Properly maintained, the Murena cooling system is very efficient. If yours is steady at around 90 deg. there probably isn't much wrong with it, although to be really sure the car needs a good fast run. There must be a reason why the coolant has leaked away though, could be a radiator leak or the cooling pipes as Jon has said.
As peter has said, if there has been a loss of coolant that has to be the first concern. These cars have a sealed cooling system the same as any modern car, and they should never loose *ANY* coolant. Any loss, no matter how small, shows there is a fault and it must be rectified.
One problem when you get a loss is that air will build up at the top of the radiator and then the fan cut-in switch may not activate as it is no longer submerged in coolant so cannot sense the temperature.
The way I get air out of mine is is to blow down the expansion tank filler with the knurled screw open until water comes out. I use a small hose wrapped with insulation tape to seal the filler.
The problem with this method is that you will not clear any air from the top of the radiator. You will bleed the air from the top of the engine area, but the air at the top of the radiator is the first that must be removed. Jon has detailed the correct method. You need to suck the air from the top of the radiator via the small hose that connects the top of the radiator to the lower point of the header tank. To do this, you remove the small hose from the header tank, and then blank off that header tank outlet and fill the tank with coolant. Then use the small hose to suck the air from the radiator. Once coolant is flowing from that hose, you can reconnect it to the header tank.
Next run the engine up to temperature so the thermostat opens and then use the bleed screw in the hose coming from the thermostat housing, to bleed any small remaining air from the engine area.
Next check the electric fan cuts in at around 95-98 degrees. Then take the car for a good run, and at the end let it idle again and re-check the fan cuts in. If there is a leak, or a head gasket problem or a head is cracked, the air will have built up again in the radiator and the fan is unlikely to work, proving there is still a problem.

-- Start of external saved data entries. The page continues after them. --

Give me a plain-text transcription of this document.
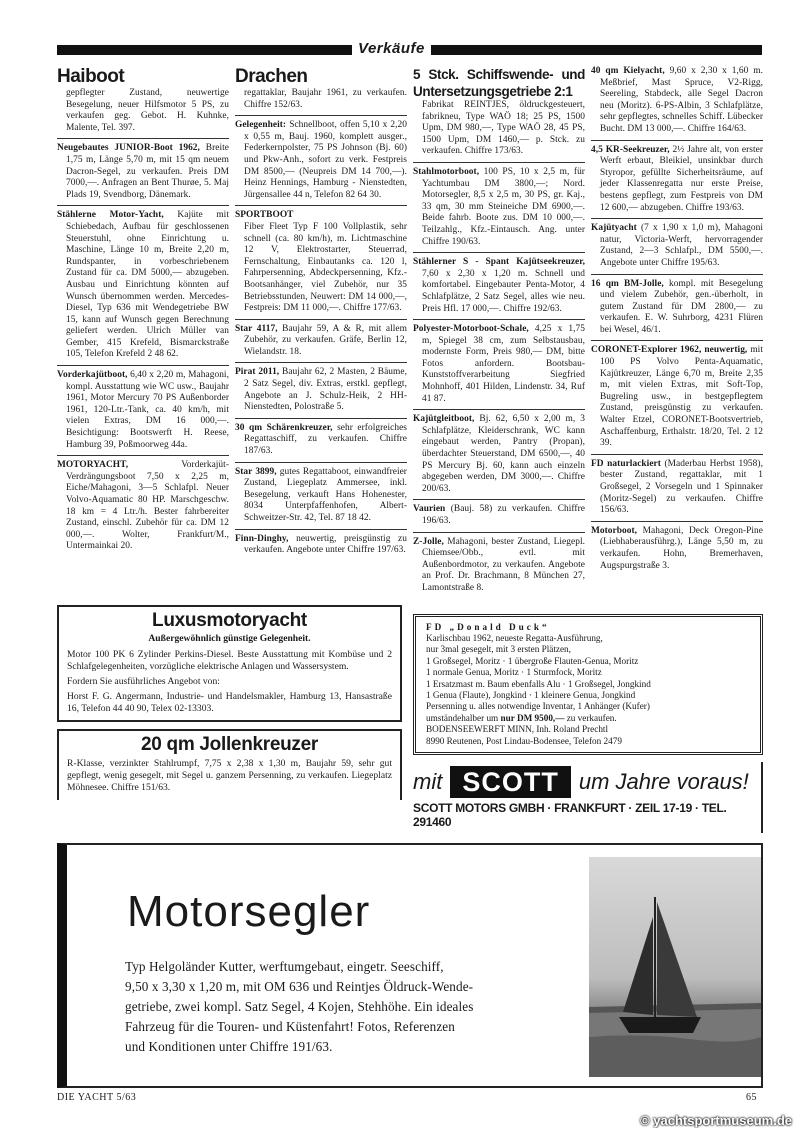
Verkäufe
Haiboot
gepflegter Zustand, neuwertige Besegelung, neuer Hilfsmotor 5 PS, zu verkaufen geg. Gebot. H. Kuhnke, Malente, Tel. 397.
Neugebautes JUNIOR-Boot 1962, Breite 1,75 m, Länge 5,70 m, mit 15 qm neuem Dacron-Segel, zu verkaufen. Preis DM 7000,—. Anfragen an Bent Thurøe, 5. Maj Plads 19, Svendborg, Dänemark.
Stählerne Motor-Yacht, Kajüte mit Schiebedach, Aufbau für geschlossenen Steuerstuhl, ohne Einrichtung u. Maschine, Länge 10 m, Breite 2,20 m, Rundspanter, in vorbeschriebenem Zustand für ca. DM 5000,— abzugeben. Ausbau und Einrichtung könnten auf Wunsch übernommen werden. Mercedes-Diesel, Typ 636 mit Wendegetriebe BW 15, kann auf Wunsch gegen Berechnung geliefert werden. Ulrich Müller van Gember, 415 Krefeld, Bismarckstraße 105, Telefon Krefeld 2 48 62.
Vorderkajütboot, 6,40 x 2,20 m, Mahagoni, kompl. Ausstattung wie WC usw., Baujahr 1961, Motor Mercury 70 PS Außenborder 1961, 120-Ltr.-Tank, ca. 40 km/h, mit vielen Extras, DM 16 000,—. Besichtigung: Bootswerft H. Reese, Hamburg 39, Poßmoorweg 44a.
MOTORYACHT,	Vorderkajüt-Verdrängungsboot 7,50 x 2,25 m, Eiche/Mahagoni, 3—5 Schlafpl. Neuer Volvo-Aquamatic 80 HP. Marschgeschw. 18 km = 4 Ltr./h. Bester fahrbereiter Zustand, einschl. Zubehör für ca. DM 12 000,—. Wolter, Frankfurt/M., Untermainkai 20.
Drachen
regattaklar, Baujahr 1961, zu verkaufen. Chiffre 152/63.
Gelegenheit: Schnellboot, offen 5,10 x 2,20 x 0,55 m, Bauj. 1960, komplett ausger., Federkernpolster, 75 PS Johnson (Bj. 60) und Pkw-Anh., sofort zu verk. Festpreis DM 8500,— (Neupreis DM 14 700,—). Heinz Hennings, Hamburg - Nienstedten, Jürgensallee 44 n, Telefon 82 64 30.
SPORTBOOT
Fiber Fleet Typ F 100 Vollplastik, sehr schnell (ca. 80 km/h), m. Lichtmaschine 12 V, Elektrostarter, Steuerrad, Fernschaltung, Einbautanks ca. 120 l, Fahrpersenning, Abdeckpersenning, Kfz.-Bootsanhänger, viel Zubehör, nur 35 Betriebsstunden, Neuwert: DM 14 000,—, Festpreis: DM 11 000,—. Chiffre 177/63.
Star 4117, Baujahr 59, A & R, mit allem Zubehör, zu verkaufen. Gräfe, Berlin 12, Wielandstr. 18.
Pirat 2011, Baujahr 62, 2 Masten, 2 Bäume, 2 Satz Segel, div. Extras, erstkl. gepflegt, Angebote an J. Schulz-Heik, 2 HH-Nienstedten, Polostraße 5.
30 qm Schärenkreuzer, sehr erfolgreiches Regattaschiff, zu verkaufen. Chiffre 187/63.
Star 3899, gutes Regattaboot, einwandfreier Zustand, Liegeplatz Ammersee, inkl. Besegelung, verkauft Hans Hohenester, 8034 Unterpfaffenhofen, Albert-Schweitzer-Str. 42, Tel. 87 18 42.
Finn-Dinghy, neuwertig, preisgünstig zu verkaufen. Angebote unter Chiffre 197/63.
5 Stck. Schiffswende- und Untersetzungsgetriebe 2:1
Fabrikat REINTJES, öldruckgesteuert, fabrikneu, Type WAÖ 18; 25 PS, 1500 Upm, DM 980,—, Type WAÖ 28, 45 PS, 1500 Upm, DM 1460,— p. Stck. zu verkaufen. Chiffre 173/63.
Stahlmotorboot, 100 PS, 10 x 2,5 m, für Yachtumbau DM 3800,—; Nord. Motorsegler, 8,5 x 2,5 m, 30 PS, gr. Kaj., 33 qm, 30 mm Steineiche DM 6900,—. Beide fahrb. Boote zus. DM 10 000,—. Teilzahlg., Kfz.-Eintausch. Ang. unter Chiffre 190/63.
Stählerner S - Spant Kajütseekreuzer, 7,60 x 2,30 x 1,20 m. Schnell und komfortabel. Eingebauter Penta-Motor, 4 Schlafplätze, 2 Satz Segel, alles wie neu. Preis Hfl. 17 000,—. Chiffre 192/63.
Polyester-Motorboot-Schale, 4,25 x 1,75 m, Spiegel 38 cm, zum Selbstausbau, modernste Form, Preis 980,— DM, bitte Fotos anfordern. Bootsbau-Kunststoffverarbeitung Siegfried Mohnhoff, 401 Hilden, Lindenstr. 34, Ruf 41 87.
Kajütgleitboot, Bj. 62, 6,50 x 2,00 m, 3 Schlafplätze, Kleiderschrank, WC kann eingebaut werden, Pantry (Propan), überdachter Steuerstand, DM 6500,—, 40 PS Mercury Bj. 60, kann auch einzeln abgegeben werden, DM 3000,—. Chiffre 200/63.
Vaurien (Bauj. 58) zu verkaufen. Chiffre 196/63.
Z-Jolle, Mahagoni, bester Zustand, Liegepl. Chiemsee/Obb., evtl. mit Außenbordmotor, zu verkaufen. Angebote an Prof. Dr. Brachmann, 8 München 27, Lamontstraße 8.
40 qm Kielyacht, 9,60 x 2,30 x 1,60 m. Meßbrief, Mast Spruce, V2-Rigg, Seereling, Stabdeck, alle Segel Dacron neu (Moritz). 6-PS-Albin, 3 Schlafplätze, sehr gepflegtes, schnelles Schiff. Lübecker Bucht. DM 13 000,—. Chiffre 164/63.
4,5 KR-Seekreuzer, 2½ Jahre alt, von erster Werft erbaut, Bleikiel, unsinkbar durch Styropor, gefüllte Sicherheitsräume, auf jeder Klassenregatta nur erste Preise, bestens gepflegt, zum Festpreis von DM 12 600,— abzugeben. Chiffre 193/63.
Kajütyacht (7 x 1,90 x 1,0 m), Mahagoni natur, Victoria-Werft, hervorragender Zustand, 2—3 Schlafpl., DM 5500,—. Angebote unter Chiffre 195/63.
16 qm BM-Jolle, kompl. mit Besegelung und vielem Zubehör, gen.-überholt, in gutem Zustand für DM 2800,— zu verkaufen. E. W. Suhrborg, 4231 Flüren bei Wesel, 46/1.
CORONET-Explorer 1962, neuwertig, mit 100 PS Volvo Penta-Aquamatic, Kajütkreuzer, Länge 6,70 m, Breite 2,35 m, mit vielen Extras, mit Soft-Top, Bugreling usw., in bestgepflegtem Zustand, preisgünstig zu verkaufen. Walter Etzel, CORONET-Bootsvertrieb, Aschaffenburg, Erthalstr. 18/20, Tel. 2 12 39.
FD naturlackiert (Maderbau Herbst 1958), bester Zustand, regattaklar, mit 1 Großsegel, 2 Vorsegeln und 1 Spinnaker (Moritz-Segel) zu verkaufen. Chiffre 156/63.
Motorboot, Mahagoni, Deck Oregon-Pine (Liebhaberausführg.), Länge 5,50 m, zu verkaufen. Hohn, Bremerhaven, Augspurgstraße 3.
Luxusmotoryacht
Außergewöhnlich günstige Gelegenheit.
Motor 100 PK 6 Zylinder Perkins-Diesel. Beste Ausstattung mit Kombüse und 2 Schlafgelegenheiten, vorzügliche elektrische Anlagen und Wassersystem.
Fordern Sie ausführliches Angebot von:
Horst F. G. Angermann, Industrie- und Handelsmakler, Hamburg 13, Hansastraße 16, Telefon 44 40 90, Telex 02-13303.
20 qm Jollenkreuzer
R-Klasse, verzinkter Stahlrumpf, 7,75 x 2,38 x 1,30 m, Baujahr 59, sehr gut gepflegt, wenig gesegelt, mit Segel u. ganzem Persenning, zu verkaufen. Liegeplatz Möhnesee. Chiffre 151/63.
FD „Donald Duck“
Karlischbau 1962, neueste Regatta-Ausführung,
nur 3mal gesegelt, mit 3 ersten Plätzen,
1 Großsegel, Moritz · 1 übergroße Flauten-Genua, Moritz
1 normale Genua, Moritz · 1 Sturmfock, Moritz
1 Ersatzmast m. Baum ebenfalls Alu · 1 Großsegel, Jongkind
1 Genua (Flaute), Jongkind · 1 kleinere Genua, Jongkind
Persenning u. alles notwendige Inventar, 1 Anhänger (Kufer)
umständehalber um nur DM 9500,— zu verkaufen.
BODENSEEWERFT MINN, Inh. Roland Prechtl
8990 Reutenen, Post Lindau-Bodensee, Telefon 2479
mit SCOTT um Jahre voraus!
SCOTT MOTORS GMBH · FRANKFURT · ZEIL 17-19 · TEL. 291460
Motorsegler
Typ Helgoländer Kutter, werftumgebaut, eingetr. Seeschiff,
9,50 x 3,30 x 1,20 m, mit OM 636 und Reintjes Öldruck-Wende-
getriebe, zwei kompl. Satz Segel, 4 Kojen, Stehhöhe. Ein ideales
Fahrzeug für die Touren- und Küstenfahrt! Fotos, Referenzen
und Konditionen unter Chiffre 191/63.
DIE YACHT 5/63	65
© yachtsportmuseum.de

If you need to remove the head from a 2.2 engine you MUST back off and lock out the timing chain tensioner first otherwise the bits will drop down and it will be an engine out and strip to get them back!
PLEASE NOTE Any air at the top of the radiator will be almost impossible to remove any other way than described since air will not want to flow downwards to the radiator bottom hose to travel back to the engine, where it could eventually be bled from the bleed screw in the top hose. It cannot come back to the engine from the radiator top hose since the water flow is in the wrong direction.